The 30,000 increase in weekly unemployment claims was accompanied by a slight decrease in unemployment benefit claims from the federal pandemic, a separate program for workers who are not eligible for regular state benefits, the Labor Department said on Wednesday.
In total, nearly 1.1 million Americans filed unemployment claims for the first time last week, and about 20.5 million are receiving unemployment benefits, more than eight months since the coronavirus crisis began in the US.
“Promoting vaccine news bodes well for economic activity by mid-2021, but the phasing out of political safety nets in late 2020 means the near-term outlook will be bleak for many heading into the holiday season,” said economist Nancy Vanden Houten at Oxford Economics, wrote on a note.
The discouraging data on unemployment claims comes from the fact that negotiations on possible fresh impetus for the US economy stall with no evidence of serious negotiations between the outgoing Trump administration, Republicans who hold a majority in the US Senate, and Democrats, who control the house of representatives.
Joe Biden, the US president-elect, called for swift action to reach an agreement before he took office in January.

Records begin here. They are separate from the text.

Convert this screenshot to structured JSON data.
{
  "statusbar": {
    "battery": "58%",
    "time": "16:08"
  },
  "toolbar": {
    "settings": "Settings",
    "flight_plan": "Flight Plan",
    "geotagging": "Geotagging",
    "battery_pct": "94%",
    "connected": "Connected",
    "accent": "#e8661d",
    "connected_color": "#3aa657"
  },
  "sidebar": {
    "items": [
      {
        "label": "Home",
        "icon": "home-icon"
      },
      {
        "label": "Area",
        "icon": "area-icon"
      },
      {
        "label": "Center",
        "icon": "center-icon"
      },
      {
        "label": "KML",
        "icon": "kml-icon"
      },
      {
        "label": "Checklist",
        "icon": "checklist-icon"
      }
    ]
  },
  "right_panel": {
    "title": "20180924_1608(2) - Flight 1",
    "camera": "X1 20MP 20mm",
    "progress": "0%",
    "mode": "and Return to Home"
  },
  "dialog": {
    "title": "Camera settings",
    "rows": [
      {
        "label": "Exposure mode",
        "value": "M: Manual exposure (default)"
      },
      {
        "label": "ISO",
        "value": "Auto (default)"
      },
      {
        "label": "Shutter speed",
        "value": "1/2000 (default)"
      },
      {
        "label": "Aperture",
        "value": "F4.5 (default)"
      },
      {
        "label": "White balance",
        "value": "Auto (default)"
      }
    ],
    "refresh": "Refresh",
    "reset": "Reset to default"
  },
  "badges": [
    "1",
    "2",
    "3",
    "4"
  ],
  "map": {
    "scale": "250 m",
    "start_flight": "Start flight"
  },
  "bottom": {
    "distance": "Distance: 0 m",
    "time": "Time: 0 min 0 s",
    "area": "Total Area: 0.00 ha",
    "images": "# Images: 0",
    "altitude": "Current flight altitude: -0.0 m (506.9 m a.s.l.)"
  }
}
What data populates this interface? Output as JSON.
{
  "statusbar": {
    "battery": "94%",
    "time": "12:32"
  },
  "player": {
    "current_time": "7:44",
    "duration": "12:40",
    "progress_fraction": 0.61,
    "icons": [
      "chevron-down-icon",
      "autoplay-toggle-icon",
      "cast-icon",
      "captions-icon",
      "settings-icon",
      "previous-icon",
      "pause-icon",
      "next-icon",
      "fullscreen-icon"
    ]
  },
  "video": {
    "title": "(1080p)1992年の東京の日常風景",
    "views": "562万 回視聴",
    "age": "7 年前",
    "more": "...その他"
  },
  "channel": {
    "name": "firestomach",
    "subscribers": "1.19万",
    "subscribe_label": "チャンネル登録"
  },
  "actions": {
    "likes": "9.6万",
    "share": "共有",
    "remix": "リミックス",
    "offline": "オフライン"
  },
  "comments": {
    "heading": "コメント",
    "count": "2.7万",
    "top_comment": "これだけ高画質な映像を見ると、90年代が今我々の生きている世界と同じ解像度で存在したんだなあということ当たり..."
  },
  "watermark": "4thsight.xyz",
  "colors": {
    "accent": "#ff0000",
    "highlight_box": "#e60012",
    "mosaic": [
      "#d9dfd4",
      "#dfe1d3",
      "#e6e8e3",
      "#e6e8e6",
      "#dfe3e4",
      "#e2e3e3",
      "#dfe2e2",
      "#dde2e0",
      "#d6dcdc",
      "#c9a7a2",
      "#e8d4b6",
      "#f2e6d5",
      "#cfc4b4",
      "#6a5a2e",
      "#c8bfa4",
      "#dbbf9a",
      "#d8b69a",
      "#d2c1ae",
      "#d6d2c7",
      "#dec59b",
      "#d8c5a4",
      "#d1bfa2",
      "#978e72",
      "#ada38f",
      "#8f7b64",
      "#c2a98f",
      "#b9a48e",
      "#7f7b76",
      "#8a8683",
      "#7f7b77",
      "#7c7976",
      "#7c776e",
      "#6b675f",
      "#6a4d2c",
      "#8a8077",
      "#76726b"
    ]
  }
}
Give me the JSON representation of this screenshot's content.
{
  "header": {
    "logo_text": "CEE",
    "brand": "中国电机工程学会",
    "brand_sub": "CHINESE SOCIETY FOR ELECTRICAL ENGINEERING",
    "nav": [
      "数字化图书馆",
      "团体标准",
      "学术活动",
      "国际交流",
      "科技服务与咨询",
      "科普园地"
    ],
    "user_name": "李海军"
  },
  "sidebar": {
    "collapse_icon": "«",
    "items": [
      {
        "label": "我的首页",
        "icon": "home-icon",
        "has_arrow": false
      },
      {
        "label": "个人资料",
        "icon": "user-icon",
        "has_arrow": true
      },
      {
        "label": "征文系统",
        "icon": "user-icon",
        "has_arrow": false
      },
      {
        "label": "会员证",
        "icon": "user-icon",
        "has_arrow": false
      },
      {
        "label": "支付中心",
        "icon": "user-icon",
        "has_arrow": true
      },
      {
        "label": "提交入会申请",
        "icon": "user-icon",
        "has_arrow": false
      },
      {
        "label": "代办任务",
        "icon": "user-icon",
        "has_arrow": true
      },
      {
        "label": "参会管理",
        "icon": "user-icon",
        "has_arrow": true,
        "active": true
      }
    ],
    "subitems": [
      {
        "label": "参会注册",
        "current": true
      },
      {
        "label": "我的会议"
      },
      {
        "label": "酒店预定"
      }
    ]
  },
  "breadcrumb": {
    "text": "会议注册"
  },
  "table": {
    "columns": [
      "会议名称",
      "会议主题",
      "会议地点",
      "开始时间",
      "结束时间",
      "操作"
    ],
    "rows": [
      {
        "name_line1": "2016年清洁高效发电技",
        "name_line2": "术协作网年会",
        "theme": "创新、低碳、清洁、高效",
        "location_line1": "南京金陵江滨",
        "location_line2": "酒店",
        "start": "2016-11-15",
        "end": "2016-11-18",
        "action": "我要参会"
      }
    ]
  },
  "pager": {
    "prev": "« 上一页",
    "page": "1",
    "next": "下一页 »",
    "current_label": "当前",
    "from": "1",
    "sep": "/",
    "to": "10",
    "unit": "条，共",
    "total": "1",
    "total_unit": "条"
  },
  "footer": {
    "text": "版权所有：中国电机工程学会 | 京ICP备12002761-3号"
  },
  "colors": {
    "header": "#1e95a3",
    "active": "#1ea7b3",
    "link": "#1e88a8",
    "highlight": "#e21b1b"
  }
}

So far, however, his vocations have brought little movement.
The labor market report came amid a spate of economic data released Wednesday morning, showing a mixed picture of how the US economy has fared since the first pandemic shock earlier this year.
The US Census Bureau confirmed that the economy recovered at an annualized rate of 33.1 percent – 7.4 percent from the previous quarter – in the third quarter as it recovered from a massive slump at the start of the pandemic.
However, economists are concerned that the pace of growth in the US slowed dramatically in the fourth quarter and production will struggle to return to pre-pandemic levels.
The US trade deficit, which US President Donald Trump cut during his four-year tenure, rose from $ 79.4 billion in September to $ 80.3 billion in October, roughly in line with expectations.
Durable goods orders rose 1.3 percent in October – 0.9 percent more than expected. Orders have risen for six months in a row and manufacturing continues to recover from the coronavirus lockdowns, albeit at a slower pace.
Meanwhile, orders for non-defense-related capital goods, excluding aircraft, which are seen as proxy for corporate investment, rose 0.7 percent above expectations, after rising 1.9 percent the previous month. Despite vaccine breakthroughs, the resurgence of coronavirus cases has clouded the outlook for manufacturing and business investment.